Seguiram-se os ritos fúnebres, em escala menor do que haveria quando o corpo de Lorde Cassius retornasse ao Vinhedo, mas ainda assim pomposos o suficiente.

Ninguém lhe deu atenção, e Rozênia deixou-se ficar atrás da profusão de pessoas que se avolumara no salão para fazer alguma homenagem ou apenas para dar uma olhada no corpo. Prestar homenagem provavelmente só a faria ainda mais amaldiçoada, e tampouco tinha interesse em ver o corpo de Lorde Cassius. Os venenos que usara eram gentis e ele não devia estar tão diferente do que fora em vida, considerando que não se passara nem um dia inteiro desde sua morte.

Eliza, por sua vez, estava à frente dos demais, usando vestes vermelhas, mais simples do que as do dia anterior, mas ainda assim muito rubras. Ao prestar atenção, Rozênia notou que ela chorava de forma bastante apropriada a uma moça que acabara de perder seu prometido. O fato pesou em seu estômago.

Ficou ali o bastante para que sua ausência não gerasse suspeita, e o suficiente para constatar que ninguém falava sobre assassinato, e então se retirou.

Sua fuga não durou muito tempo, no entanto. Não muito após ouvir o soar das trombetas, que indicavam que o corpo do Senhor estava sendo retirado do salão, Eliza a encontrou sentada à margem dos jardins internos da Curva do Vento.

Rozênia concentrou-se em enrolar as fitas do seu vestido na ponta dos dedos enquanto Eliza se sentava ao seu lado, e por um longo instante as duas ficaram em silêncio.
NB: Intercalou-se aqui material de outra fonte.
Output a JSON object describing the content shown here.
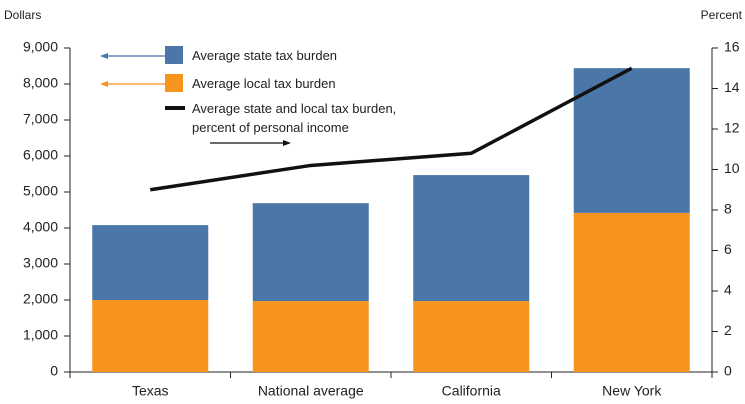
{
  "chart_data": {
    "type": "bar",
    "ylabel": "Dollars",
    "y2label": "Percent",
    "categories": [
      "Texas",
      "National average",
      "California",
      "New York"
    ],
    "series": [
      {
        "name": "Average state tax burden",
        "type": "bar",
        "color": "#4a76a8",
        "values": [
          2080,
          2720,
          3500,
          4020
        ]
      },
      {
        "name": "Average local tax burden",
        "type": "bar",
        "color": "#f7941d",
        "values": [
          2000,
          1970,
          1970,
          4420
        ]
      },
      {
        "name": "Average state and local tax burden, percent of personal income",
        "type": "line",
        "axis": "y2",
        "color": "#111111",
        "values": [
          9.0,
          10.2,
          10.8,
          15.0
        ]
      }
    ],
    "stacked": true,
    "ylim": [
      0,
      9000
    ],
    "yticks": [
      0,
      {
        "value": 1000,
        "label": "1,000"
      },
      {
        "value": 2000,
        "label": "2,000"
      },
      {
        "value": 3000,
        "label": "3,000"
      },
      {
        "value": 4000,
        "label": "4,000"
      },
      {
        "value": 5000,
        "label": "5,000"
      },
      {
        "value": 6000,
        "label": "6,000"
      },
      {
        "value": 7000,
        "label": "7,000"
      },
      {
        "value": 8000,
        "label": "8,000"
      },
      {
        "value": 9000,
        "label": "9,000"
      }
    ],
    "y2lim": [
      0,
      16
    ],
    "y2ticks": [
      0,
      2,
      4,
      6,
      8,
      10,
      12,
      14,
      16
    ],
    "grid": false
  }
}
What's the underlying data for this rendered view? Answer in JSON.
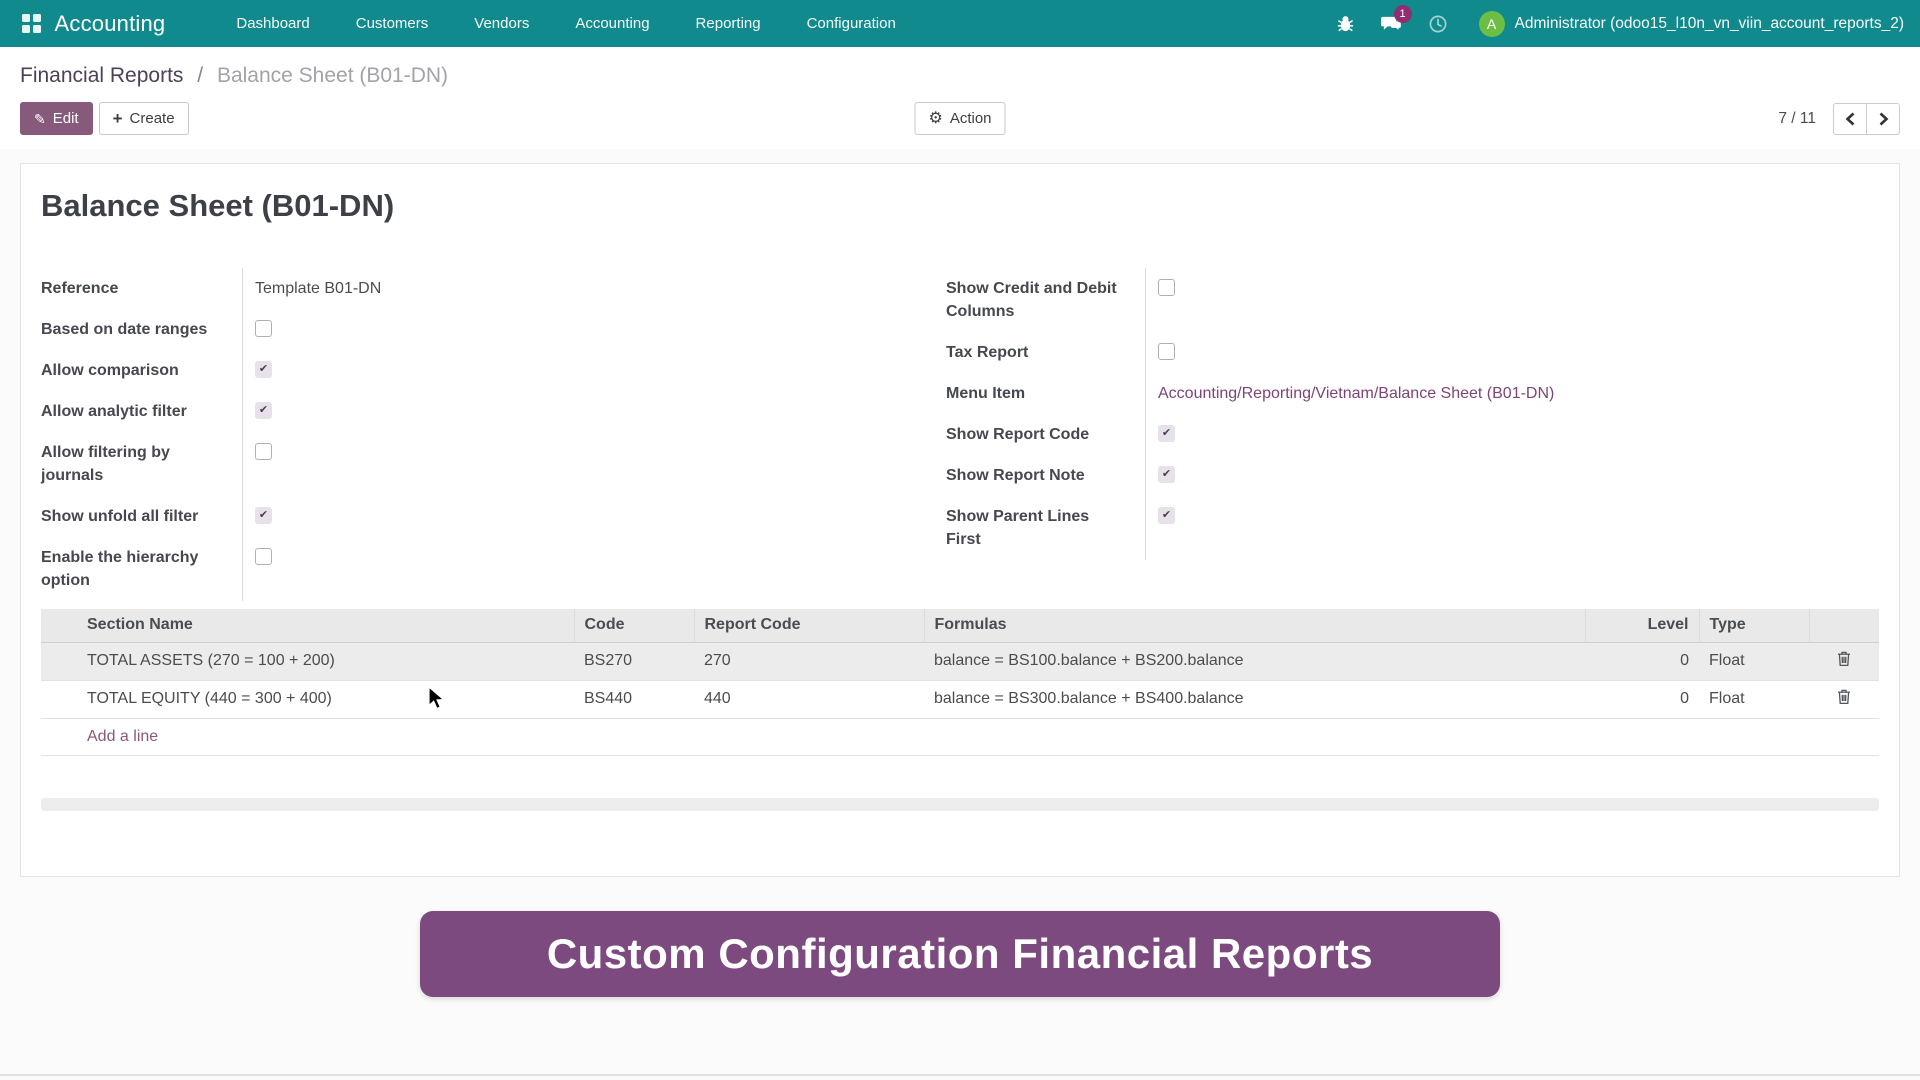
{
  "colors": {
    "navbar_bg": "#118a8d",
    "primary_purple": "#875A7B",
    "banner_purple": "#7d4a7f",
    "avatar_green": "#6dbe45",
    "badge_magenta": "#8f2e70",
    "link_purple": "#7c4576"
  },
  "navbar": {
    "app_name": "Accounting",
    "menu_items": [
      "Dashboard",
      "Customers",
      "Vendors",
      "Accounting",
      "Reporting",
      "Configuration"
    ],
    "message_badge": "1",
    "avatar_initial": "A",
    "user_label": "Administrator (odoo15_l10n_vn_viin_account_reports_2)"
  },
  "control_panel": {
    "breadcrumb": {
      "parent": "Financial Reports",
      "separator": "/",
      "current": "Balance Sheet (B01-DN)"
    },
    "buttons": {
      "edit": "Edit",
      "create": "Create",
      "action": "Action"
    },
    "pager": {
      "value": "7 / 11"
    }
  },
  "form": {
    "title": "Balance Sheet (B01-DN)",
    "left_fields": [
      {
        "label": "Reference",
        "type": "text",
        "value": "Template B01-DN"
      },
      {
        "label": "Based on date ranges",
        "type": "checkbox",
        "checked": false
      },
      {
        "label": "Allow comparison",
        "type": "checkbox",
        "checked": true
      },
      {
        "label": "Allow analytic filter",
        "type": "checkbox",
        "checked": true
      },
      {
        "label": "Allow filtering by journals",
        "type": "checkbox",
        "checked": false
      },
      {
        "label": "Show unfold all filter",
        "type": "checkbox",
        "checked": true
      },
      {
        "label": "Enable the hierarchy option",
        "type": "checkbox",
        "checked": false
      }
    ],
    "right_fields": [
      {
        "label": "Show Credit and Debit Columns",
        "type": "checkbox",
        "checked": false
      },
      {
        "label": "Tax Report",
        "type": "checkbox",
        "checked": false
      },
      {
        "label": "Menu Item",
        "type": "link",
        "value": "Accounting/Reporting/Vietnam/Balance Sheet (B01-DN)"
      },
      {
        "label": "Show Report Code",
        "type": "checkbox",
        "checked": true
      },
      {
        "label": "Show Report Note",
        "type": "checkbox",
        "checked": true
      },
      {
        "label": "Show Parent Lines First",
        "type": "checkbox",
        "checked": true
      }
    ],
    "table": {
      "columns": [
        "Section Name",
        "Code",
        "Report Code",
        "Formulas",
        "Level",
        "Type"
      ],
      "rows": [
        {
          "section_name": "TOTAL ASSETS (270 = 100 + 200)",
          "code": "BS270",
          "report_code": "270",
          "formulas": "balance = BS100.balance + BS200.balance",
          "level": "0",
          "type": "Float"
        },
        {
          "section_name": "TOTAL EQUITY (440 = 300 + 400)",
          "code": "BS440",
          "report_code": "440",
          "formulas": "balance = BS300.balance + BS400.balance",
          "level": "0",
          "type": "Float"
        }
      ],
      "add_line_label": "Add a line"
    }
  },
  "banner": {
    "text": "Custom Configuration Financial Reports"
  }
}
Quando Eliza finalmente falou, suas palavras cortaram o ar como uma navalha.

— Foi você quem o matou, não é?

Rozênia inalou, retendo o fôlego.

— Não — mentiu, sem sequer se dar ao trabalho de parecer indignada com o questionamento. Não fazia diferença, de qualquer forma: Eliza sabia a verdade, ouvir a confirmação da sua boca só a magoria mais. — E o que importa? Nada vai mudar o fato de que ele está morto.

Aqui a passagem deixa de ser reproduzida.